The word OPTIONS and the parentheses must be included in the value that is specified for the property. The connector saves this property value to the control file that is generated and does not check the syntax of the value.
Writing partitioned data
In a job that uses multiple nodes, records that arrive on the input link of the connector are distributed across multiple nodes. Then, the records are written in parallel from all of the nodes to the target database.
The default partition type is Auto, which selects the partition type based on the various settings for the stages in the job. Instead of using Auto, it is better to select a partition type based on your knowledge about the actual data and the target table that the connector writes to at run time.
- Setting a partitioned method
-
- On the job design canvas, double-click the Oracle Database for DataStage connector.
- On the Input tab, click Partitioning tab.

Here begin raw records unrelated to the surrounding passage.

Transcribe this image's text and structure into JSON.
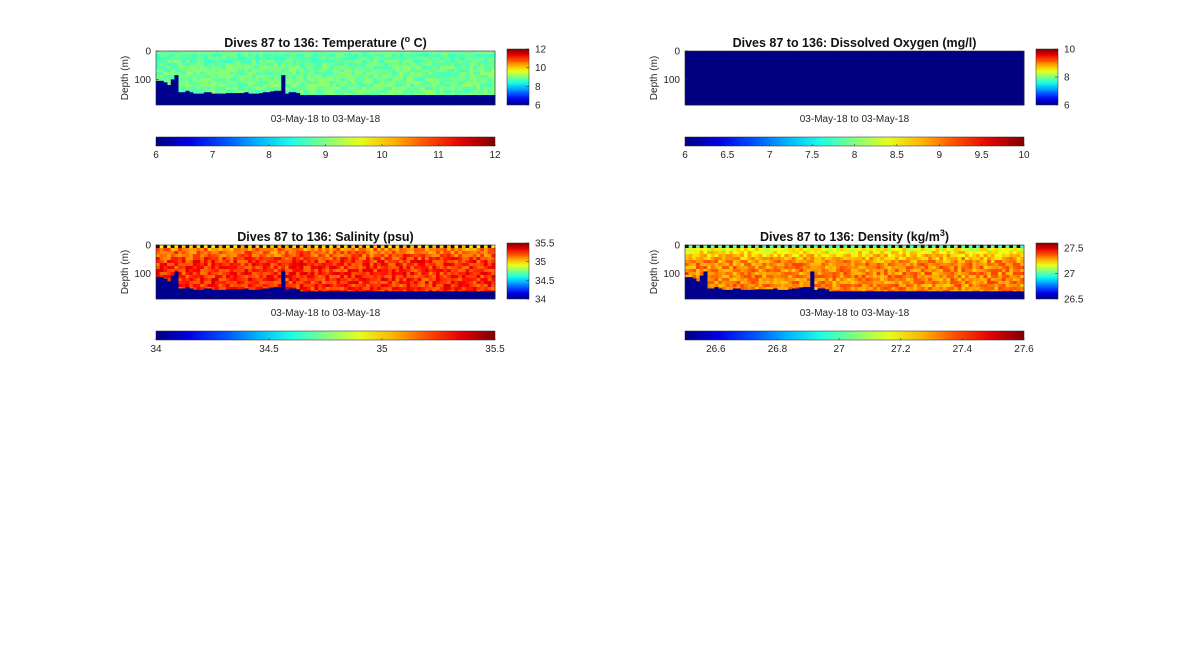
{
  "figure_type": "glider section plots (depth vs. dive, colour-coded)",
  "colormap": "jet",
  "chart_data": [
    {
      "type": "heatmap",
      "title_main": "Dives 87 to 136: Temperature (",
      "title_sup": "o",
      "title_end": " C)",
      "ylabel": "Depth (m)",
      "ytick_labels": [
        "0",
        "100"
      ],
      "ytick_values": [
        0,
        100
      ],
      "ylim": [
        0,
        190
      ],
      "xlabel": "03-May-18 to 03-May-18",
      "dive_range": [
        87,
        136
      ],
      "clim": [
        6,
        12
      ],
      "side_colorbar_ticks": [
        "12",
        "10",
        "8",
        "6"
      ],
      "side_colorbar_values": [
        12,
        10,
        8,
        6
      ],
      "bottom_colorbar_ticks": [
        "6",
        "7",
        "8",
        "9",
        "10",
        "11",
        "12"
      ],
      "bottom_colorbar_values": [
        6,
        7,
        8,
        9,
        10,
        11,
        12
      ],
      "field": {
        "base": 8.9,
        "near_surface": 8.7,
        "variation": 0.25,
        "surface_band": 8.9
      },
      "profile_max_depth_m": [
        105,
        105,
        110,
        120,
        100,
        85,
        145,
        145,
        140,
        145,
        150,
        150,
        150,
        145,
        145,
        150,
        150,
        150,
        150,
        148,
        148,
        148,
        148,
        148,
        145,
        150,
        150,
        150,
        148,
        145,
        145,
        142,
        140,
        140,
        85,
        150,
        145,
        145,
        148,
        155,
        155,
        155,
        155,
        155,
        155,
        155,
        155,
        155,
        155,
        155,
        155,
        155,
        155,
        155,
        155,
        155,
        155,
        155,
        155,
        155,
        155,
        155,
        155,
        155,
        155,
        155,
        155,
        155,
        155,
        155,
        155,
        155,
        155,
        155,
        155,
        155,
        155,
        155,
        155,
        155,
        155,
        155,
        155,
        155,
        155,
        155,
        155,
        155,
        155,
        155
      ],
      "floor_override": "temperature"
    },
    {
      "type": "heatmap",
      "title_main": "Dives 87 to 136: Dissolved Oxygen (mg/l)",
      "title_sup": "",
      "title_end": "",
      "ylabel": "Depth (m)",
      "ytick_labels": [
        "0",
        "100"
      ],
      "ytick_values": [
        0,
        100
      ],
      "ylim": [
        0,
        190
      ],
      "xlabel": "03-May-18 to 03-May-18",
      "dive_range": [
        87,
        136
      ],
      "clim": [
        6,
        10
      ],
      "side_colorbar_ticks": [
        "10",
        "8",
        "6"
      ],
      "side_colorbar_values": [
        10,
        8,
        6
      ],
      "bottom_colorbar_ticks": [
        "6",
        "6.5",
        "7",
        "7.5",
        "8",
        "8.5",
        "9",
        "9.5",
        "10"
      ],
      "bottom_colorbar_values": [
        6,
        6.5,
        7,
        7.5,
        8,
        8.5,
        9,
        9.5,
        10
      ],
      "field": {
        "uniform": 6
      },
      "floor_override": "none"
    },
    {
      "type": "heatmap",
      "title_main": "Dives 87 to 136: Salinity (psu)",
      "title_sup": "",
      "title_end": "",
      "ylabel": "Depth (m)",
      "ytick_labels": [
        "0",
        "100"
      ],
      "ytick_values": [
        0,
        100
      ],
      "ylim": [
        0,
        190
      ],
      "xlabel": "03-May-18 to 03-May-18",
      "dive_range": [
        87,
        136
      ],
      "clim": [
        34,
        35.5
      ],
      "side_colorbar_ticks": [
        "35.5",
        "35",
        "34.5",
        "34"
      ],
      "side_colorbar_values": [
        35.5,
        35,
        34.5,
        34
      ],
      "bottom_colorbar_ticks": [
        "34",
        "34.5",
        "35",
        "35.5"
      ],
      "bottom_colorbar_values": [
        34,
        34.5,
        35,
        35.5
      ],
      "field": {
        "base": 35.25,
        "near_surface": 35.1,
        "variation": 0.12,
        "surface_band": 35.0
      },
      "floor_override": "salinity"
    },
    {
      "type": "heatmap",
      "title_main": "Dives 87 to 136: Density (kg/m",
      "title_sup": "3",
      "title_end": ")",
      "ylabel": "Depth (m)",
      "ytick_labels": [
        "0",
        "100"
      ],
      "ytick_values": [
        0,
        100
      ],
      "ylim": [
        0,
        190
      ],
      "xlabel": "03-May-18 to 03-May-18",
      "dive_range": [
        87,
        136
      ],
      "clim": [
        26.5,
        27.6
      ],
      "side_colorbar_ticks": [
        "27.5",
        "27",
        "26.5"
      ],
      "side_colorbar_values": [
        27.5,
        27,
        26.5
      ],
      "bottom_colorbar_ticks": [
        "26.6",
        "26.8",
        "27",
        "27.2",
        "27.4",
        "27.6"
      ],
      "bottom_colorbar_values": [
        26.6,
        26.8,
        27,
        27.2,
        27.4,
        27.6
      ],
      "field": {
        "base": 27.32,
        "near_surface": 27.15,
        "variation": 0.08,
        "surface_band": 27.0
      },
      "floor_override": "salinity"
    }
  ]
}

- Choose the Partition type:
Table 2. Partitioning types for the Oracle Database for DataStage connector Partition type Description Auto DataStage determines the best partitioning method to use depending on the type of stage, and what the previous stage in the job has done. Entire Every instance of a stage on every processing node receives the complete data set as input. You are most likely to use this partitioning method with stages that create lookup tables from their input. Random Records are randomly distributed across all processing nodes in this partition. Like round robin, random partitioning can rebalance the partitions of an input data set to guarantee that each processing node receives an approximately equal-sized partition. Round robin The first record goes to the first processing node, the second to the second processing node, and so on. When DataStage reaches the last processing node in the system, it starts over. This method is useful for resizing partitions of an input data set that are not equal in size. Same The stage using the data set as input performs no repartitioning and takes as input the partitions output by the preceding stage. With this partitioning method, records stay on the same processing node; that is, they are not redistributed. DataStage uses this method when passing data between stages in your job. Modulus Partitioning is based on a key column modulo the number of partitions. The modulus partitioner assigns each record of an input data set to a partition of its output data set as determined by a specified key field in the input data set. Hash Partitioning is based on a function of one or more columns (the hash partitioning keys) in each record. The hash partitioner examines one or more fields of each input record (the hash key fields). Records with the same values for all hash key fields are assigned to the same processing node. Range Divides a data set into approximately equal-sized partitions, each of which contains records with key columns within a specified range. This method is also useful for ensuring that related records are in the same partition.